A caçada aos milionários

O sentimento entre os premiados da Mega-Sena é de muita irritação. E preocupação. A CPI dos Bingos, antes do encerramento de seus trabalhos, entregou ao Ministério Público os nomes de todos os ganhadores da Mega-Sena. O MP informou em Brasília que vai analisar o material, numa investigação a ser realizada nos respectivos Estados dos ganhadores. A Polícia Federal já avisou que também vai entrar nesta força-tarefa. Segundo as denúncias recebidas pela CPI, alguns prêmios eram usados para lavar dinheiro e parte deles teria abastecido o caixa 2 de partidos. ISTOÉ teve acesso à lista completa dos milionários. Juntos, embolsaram R$ 1,5 bilhão. No relatório final, a CPI levanta indícios de lavagem de dinheiro nas loterias.

Quem mais demonstra irritação com a notícia sobre a investigação da Mega-Sena é o milionário Blainer Raggiotto, 49 anos. “Pode investigar à vontade”, diz Blainer. “Eu não tinha nada a ver com a safadeza desse povo que está aí hoje.” Em novembro de 1999, ele ganhou R$ 50,9 milhões na Mega-Sena. Ex-gerente de multinacional em Mato Grosso do Sul, ele afirma que ficou com R$ 17 milhões e dividiu o resto do prêmio com outros 11 colegas da empresa que ajudaram a pagar os bilhetes. Ele comprou quatro fazendas em Umuarama, no Paraná.
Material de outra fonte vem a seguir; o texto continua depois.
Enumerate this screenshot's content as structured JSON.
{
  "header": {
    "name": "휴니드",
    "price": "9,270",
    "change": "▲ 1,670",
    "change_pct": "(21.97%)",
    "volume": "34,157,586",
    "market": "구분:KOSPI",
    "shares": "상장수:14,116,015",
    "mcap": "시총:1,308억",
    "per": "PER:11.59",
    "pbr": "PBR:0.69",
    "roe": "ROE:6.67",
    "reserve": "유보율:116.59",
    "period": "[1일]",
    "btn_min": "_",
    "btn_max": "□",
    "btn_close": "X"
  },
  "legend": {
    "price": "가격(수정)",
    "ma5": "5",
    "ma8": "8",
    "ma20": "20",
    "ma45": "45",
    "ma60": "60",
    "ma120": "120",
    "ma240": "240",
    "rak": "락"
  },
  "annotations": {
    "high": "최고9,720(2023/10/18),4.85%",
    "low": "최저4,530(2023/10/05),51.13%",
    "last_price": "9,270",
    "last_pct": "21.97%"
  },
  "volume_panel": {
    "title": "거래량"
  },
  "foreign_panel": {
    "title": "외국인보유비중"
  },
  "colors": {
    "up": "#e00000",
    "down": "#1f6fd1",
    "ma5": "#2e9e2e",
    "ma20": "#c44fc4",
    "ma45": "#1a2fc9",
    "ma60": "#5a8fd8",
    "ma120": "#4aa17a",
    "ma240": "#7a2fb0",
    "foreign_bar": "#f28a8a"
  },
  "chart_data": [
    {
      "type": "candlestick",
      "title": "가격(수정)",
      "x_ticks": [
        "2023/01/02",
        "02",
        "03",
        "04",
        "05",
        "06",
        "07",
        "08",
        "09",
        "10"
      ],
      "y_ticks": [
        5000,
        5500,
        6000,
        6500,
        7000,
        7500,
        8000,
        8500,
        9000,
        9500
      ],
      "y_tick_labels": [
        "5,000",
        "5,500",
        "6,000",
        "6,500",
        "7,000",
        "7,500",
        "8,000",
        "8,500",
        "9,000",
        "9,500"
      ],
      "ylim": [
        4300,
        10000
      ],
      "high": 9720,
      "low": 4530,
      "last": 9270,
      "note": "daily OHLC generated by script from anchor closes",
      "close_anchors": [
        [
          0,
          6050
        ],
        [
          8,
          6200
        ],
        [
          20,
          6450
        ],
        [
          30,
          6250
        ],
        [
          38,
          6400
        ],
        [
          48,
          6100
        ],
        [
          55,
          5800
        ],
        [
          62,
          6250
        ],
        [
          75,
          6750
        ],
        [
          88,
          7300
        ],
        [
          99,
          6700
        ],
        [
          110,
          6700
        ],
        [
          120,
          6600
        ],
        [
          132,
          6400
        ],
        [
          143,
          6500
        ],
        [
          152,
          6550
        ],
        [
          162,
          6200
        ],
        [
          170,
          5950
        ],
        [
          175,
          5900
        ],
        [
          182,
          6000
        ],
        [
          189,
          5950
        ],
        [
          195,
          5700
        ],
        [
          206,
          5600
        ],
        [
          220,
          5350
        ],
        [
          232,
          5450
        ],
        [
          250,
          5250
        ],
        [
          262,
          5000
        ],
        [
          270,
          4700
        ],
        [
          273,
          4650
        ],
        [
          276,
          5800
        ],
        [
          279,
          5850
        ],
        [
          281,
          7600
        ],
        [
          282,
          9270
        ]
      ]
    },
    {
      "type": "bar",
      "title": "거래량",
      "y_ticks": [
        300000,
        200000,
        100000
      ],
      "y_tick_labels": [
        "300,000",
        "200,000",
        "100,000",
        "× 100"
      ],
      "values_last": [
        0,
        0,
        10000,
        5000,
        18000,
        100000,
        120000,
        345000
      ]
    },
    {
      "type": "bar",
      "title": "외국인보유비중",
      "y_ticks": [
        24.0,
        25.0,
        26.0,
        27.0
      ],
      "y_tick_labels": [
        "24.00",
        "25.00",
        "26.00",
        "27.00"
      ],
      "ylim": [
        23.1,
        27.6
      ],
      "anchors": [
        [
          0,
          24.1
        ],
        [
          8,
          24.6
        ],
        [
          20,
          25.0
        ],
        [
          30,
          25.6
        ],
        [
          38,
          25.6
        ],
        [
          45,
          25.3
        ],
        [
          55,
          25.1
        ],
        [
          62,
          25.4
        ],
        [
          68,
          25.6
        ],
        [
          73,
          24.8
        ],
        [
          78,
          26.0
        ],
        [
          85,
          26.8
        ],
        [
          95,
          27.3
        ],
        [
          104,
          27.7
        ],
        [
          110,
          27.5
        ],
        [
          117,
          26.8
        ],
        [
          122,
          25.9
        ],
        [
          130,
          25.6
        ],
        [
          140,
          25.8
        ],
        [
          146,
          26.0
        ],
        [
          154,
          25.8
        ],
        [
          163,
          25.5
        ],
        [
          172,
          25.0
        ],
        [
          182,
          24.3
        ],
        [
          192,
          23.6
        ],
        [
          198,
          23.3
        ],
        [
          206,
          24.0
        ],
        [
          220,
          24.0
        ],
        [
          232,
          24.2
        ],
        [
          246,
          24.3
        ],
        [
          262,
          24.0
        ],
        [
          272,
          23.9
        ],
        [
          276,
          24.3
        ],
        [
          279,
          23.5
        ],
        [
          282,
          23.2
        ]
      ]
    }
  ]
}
Lá, cria seis mil cabeças de gado e investe em melhoramento genético. Na política, é prudente: doou R$ 5 mil ao comitê financeiro do PRP de Querência do Norte na eleição de 2004.

Um dos milionários que têm mais dinheiro no banco é Antônio Oliveira, de Minas Gerais. Ele ganhou R$ 31,9 milhões em fevereiro do ano passado. Aplicou todo o dinheiro na conta bancária e desde então vem acumulando juros. “Fiquei mais rico e hoje tenho no banco mais que a quantidade que ganhei.” Ele não doa dinheiro para políticos. Outro que poderá frustrar os investigadores é João Mendonça Domingues, 52 anos. Ganhou R$ 6,4 milhões em 2004 e aplicou o dinheiro em imóveis e na empresa de reciclagem de papel, em Cachoeiro do Itapemirim, no Espírito Santo. A cidade o chama de João do Papel. Na última eleição para vereador, aplicou 1% do prêmio (R$ 60 mil), ganhou 1.500 votos e não levou.

Quem também escolheu o caminho da política foi Mário Lúcio Guimarães de Jesus, 46 anos. Em julho de 2.003, ganhou R$ 6,7 milhões. Veio a primeira eleição e elegeu-se vereador em Cuiabá, em Mato Grosso. Gastou R$ 154 mil na campanha. “Não concordo em investir um dinheiro que eu não ia recuperar com os salários de vereador”, diz Mário Lúcio. Ele não demonstra preocupação com a investigação sobre seu patrimônio. “Se houve eventuais esquemas envolvendo a Mega-Sena, que apareçam”, diz Mário Lúcio. O milionário Almerindo Medrado, de Uberlândia, também não demonstra preocupação. Ele repartiu com um ganhador de Rondônia um prêmio de R$ 19,9 milhões, em outubro do ano passado. “Não acredito que haja fraude na Mega-Sena”, diz ele.

A investigação pode trazer outra dor de cabeça aos milionários. Este tipo de apuração envolve a Receita Federal. Apesar dos milhões, vários premiados da Mega-Sena não se preocupam em deixar as finanças em dia. Alguns estão impedidos de retirar certidão negativa de débitos na Receita Federal. Tem ganhador que está com o CPF pendente de regularização desde fevereiro último. A investigação da Mega-Sena poderá derrubar um mito: o perfil dos ganhadores de loteria. A maioria dos milionários entrevistados por ISTOÉ aplicou o dinheiro no próprio negócio, continua trabalhando no mesmo ramo de atividade e mantém o casamento. Bem longe do sonho do brasileiro, de ganhar na loteria e fugir para uma ilha paradisíaca com o ator preferido. ISTOÉ conseguiu contato com outros milionários. Mas eles pediram para que seus nomes não sejam publicados. Eles têm medo de virar alvo de bandidos.